Neural_machine_translation_with_attention_v4a //Why is alphas calculated by axis=1?

Hey there,

In the homework, we see this to get the alphas for the attention that Y-t will pay for A-t of source, only wondering here about axis=1.

activator = Activation(sftm, name='attention_weights') # We are using a custom softmax(axis = 1) loaded in this notebook

Actually it is tf.nn.softmax( logits, axis=1 ), but
why :man_shrugging: on axis 1 , as I know axis 1 means the timesteps refered by Tx (If I am wrong, just correct me).

Hi @Chris.X ,

axis: Integer, axis along which the softmax normalization is applied

So when axis =1, it means the normalization is applied on the column axis.
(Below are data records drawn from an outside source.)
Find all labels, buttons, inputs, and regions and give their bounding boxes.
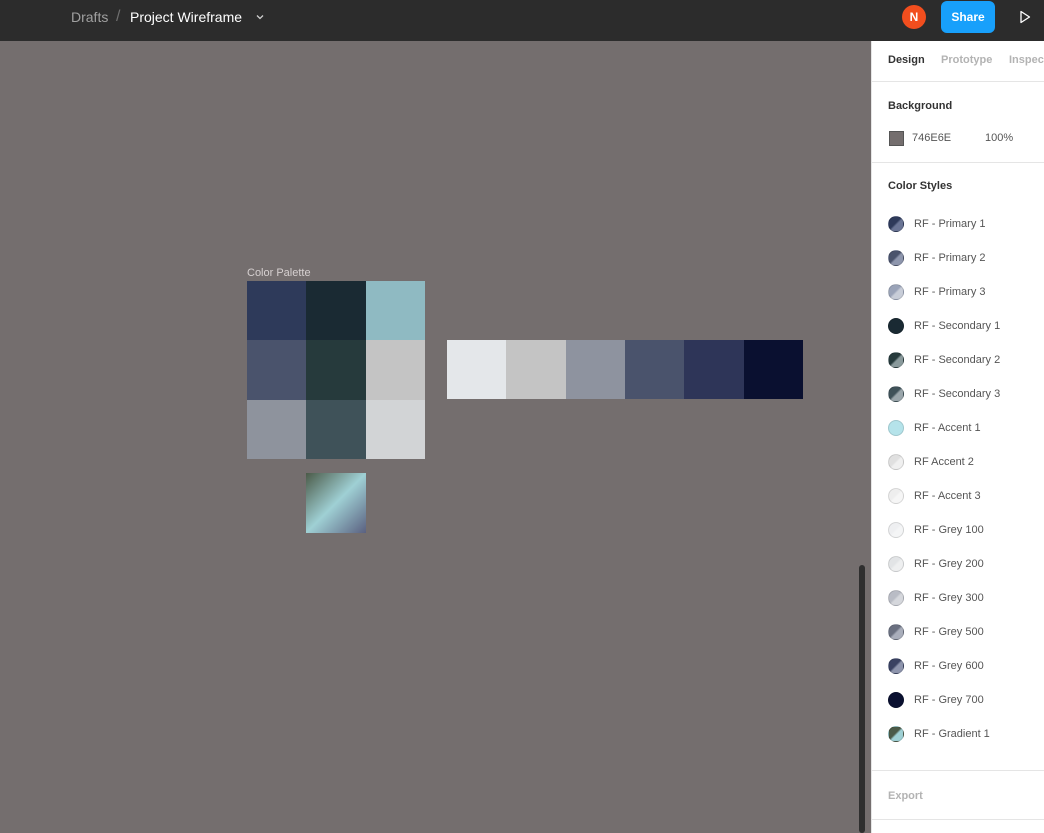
color-style-label: RF - Grey 200 (914, 558, 984, 570)
color-style-swatch (888, 522, 904, 538)
color-style-swatch (888, 556, 904, 572)
palette-swatch[interactable] (247, 340, 307, 400)
background-color-swatch[interactable] (889, 131, 904, 146)
strip-swatch[interactable] (506, 340, 566, 399)
color-style-label: RF - Grey 500 (914, 626, 984, 638)
color-style-item[interactable]: RF - Grey 600 (888, 656, 1038, 676)
color-style-item[interactable]: RF - Grey 100 (888, 520, 1038, 540)
strip-swatch[interactable] (565, 340, 625, 399)
strip-swatch[interactable] (624, 340, 685, 399)
color-style-label: RF - Accent 3 (914, 490, 981, 502)
panel-tabs: Design Prototype Inspect (872, 41, 1044, 82)
palette-swatch[interactable] (247, 281, 307, 341)
avatar[interactable]: N (902, 5, 926, 29)
color-style-swatch (888, 658, 904, 674)
color-style-label: RF Accent 2 (914, 456, 974, 468)
play-icon[interactable] (1018, 10, 1032, 24)
tab-design[interactable]: Design (888, 54, 925, 66)
color-style-label: RF - Grey 300 (914, 592, 984, 604)
color-style-item[interactable]: RF - Primary 3 (888, 282, 1038, 302)
color-style-swatch (888, 386, 904, 402)
frame-label[interactable]: Color Palette (247, 267, 311, 279)
color-strip[interactable] (447, 340, 803, 399)
color-style-swatch (888, 352, 904, 368)
color-style-item[interactable]: RF - Gradient 1 (888, 724, 1038, 744)
background-title: Background (888, 100, 953, 112)
palette-swatch[interactable] (365, 281, 425, 341)
properties-panel: Design Prototype Inspect Background 746E… (871, 41, 1044, 833)
color-style-item[interactable]: RF - Accent 3 (888, 486, 1038, 506)
color-style-swatch (888, 624, 904, 640)
color-style-label: RF - Secondary 1 (914, 320, 1001, 332)
color-style-label: RF - Gradient 1 (914, 728, 990, 740)
palette-swatch[interactable] (365, 399, 425, 459)
color-style-item[interactable]: RF - Secondary 3 (888, 384, 1038, 404)
strip-swatch[interactable] (743, 340, 803, 399)
color-style-item[interactable]: RF - Primary 1 (888, 214, 1038, 234)
color-style-item[interactable]: RF - Primary 2 (888, 248, 1038, 268)
divider (872, 770, 1044, 771)
color-style-label: RF - Primary 2 (914, 252, 986, 264)
palette-swatch[interactable] (306, 281, 366, 341)
color-style-label: RF - Primary 1 (914, 218, 986, 230)
breadcrumb-drafts[interactable]: Drafts (71, 9, 108, 25)
color-style-swatch (888, 216, 904, 232)
palette-swatch[interactable] (306, 399, 366, 459)
strip-swatch[interactable] (447, 340, 507, 399)
color-style-label: RF - Accent 1 (914, 422, 981, 434)
color-style-label: RF - Grey 100 (914, 524, 984, 536)
color-style-item[interactable]: RF - Secondary 2 (888, 350, 1038, 370)
color-style-item[interactable]: RF - Grey 200 (888, 554, 1038, 574)
color-style-swatch (888, 692, 904, 708)
color-style-swatch (888, 488, 904, 504)
top-bar: Drafts / Project Wireframe N Share (0, 0, 1044, 41)
color-style-swatch (888, 318, 904, 334)
canvas-scrollbar[interactable] (859, 565, 865, 833)
color-palette-frame[interactable] (247, 281, 425, 459)
export-title[interactable]: Export (888, 790, 923, 802)
breadcrumb-separator: / (116, 8, 121, 25)
palette-swatch[interactable] (306, 340, 366, 400)
color-style-label: RF - Primary 3 (914, 286, 986, 298)
share-button[interactable]: Share (941, 1, 995, 33)
color-styles-title: Color Styles (888, 180, 953, 192)
strip-swatch[interactable] (684, 340, 744, 399)
divider (872, 819, 1044, 820)
color-style-item[interactable]: RF - Accent 1 (888, 418, 1038, 438)
background-opacity[interactable]: 100% (985, 132, 1013, 144)
gradient-swatch[interactable] (306, 473, 366, 533)
palette-swatch[interactable] (247, 399, 307, 459)
color-style-swatch (888, 590, 904, 606)
color-style-swatch (888, 726, 904, 742)
tab-inspect[interactable]: Inspect (1009, 54, 1044, 66)
color-style-item[interactable]: RF - Grey 500 (888, 622, 1038, 642)
palette-swatch[interactable] (365, 340, 425, 400)
file-name[interactable]: Project Wireframe (130, 9, 242, 25)
color-style-swatch (888, 454, 904, 470)
color-style-item[interactable]: RF - Grey 300 (888, 588, 1038, 608)
color-style-label: RF - Grey 700 (914, 694, 984, 706)
color-style-item[interactable]: RF - Secondary 1 (888, 316, 1038, 336)
color-style-swatch (888, 284, 904, 300)
color-style-label: RF - Grey 600 (914, 660, 984, 672)
color-style-label: RF - Secondary 2 (914, 354, 1001, 366)
color-style-swatch (888, 420, 904, 436)
canvas[interactable]: Color Palette (0, 41, 871, 833)
divider (872, 162, 1044, 163)
tab-prototype[interactable]: Prototype (941, 54, 992, 66)
color-style-item[interactable]: RF - Grey 700 (888, 690, 1038, 710)
color-style-swatch (888, 250, 904, 266)
color-style-label: RF - Secondary 3 (914, 388, 1001, 400)
color-style-item[interactable]: RF Accent 2 (888, 452, 1038, 472)
background-hex[interactable]: 746E6E (912, 132, 951, 144)
chevron-down-icon[interactable] (255, 12, 265, 22)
Why must be 1 not -1 here or must the softmax be applied on column? @Kic

Hi @Chris.X ,

This softmax() function is a custom built utility function, implemented with Keras. You can find it in nmt.utilits.py. Just click file->open on the top menu bar of your Jupyter notebook.

This softmax() function has two input parameters, axis is one of them. Axis is an integer specifying which axis the normalization is to applied. In this particular case, axis is set to 1 for column. If it is set to 0, the normalization will be applied to the rows.

Thanks,

BTW I find that using build-in function to do this is much more efficiently. :wink:

def softmax(logits):
    return tf.nn.softmax( logits, axis=1 )

activator = Activation(softmax, name='attention_weights')

Hi @Chris,

One of the beautiful things about software development is the creativity of the designer. I am sure you would agree with me here.

1 Like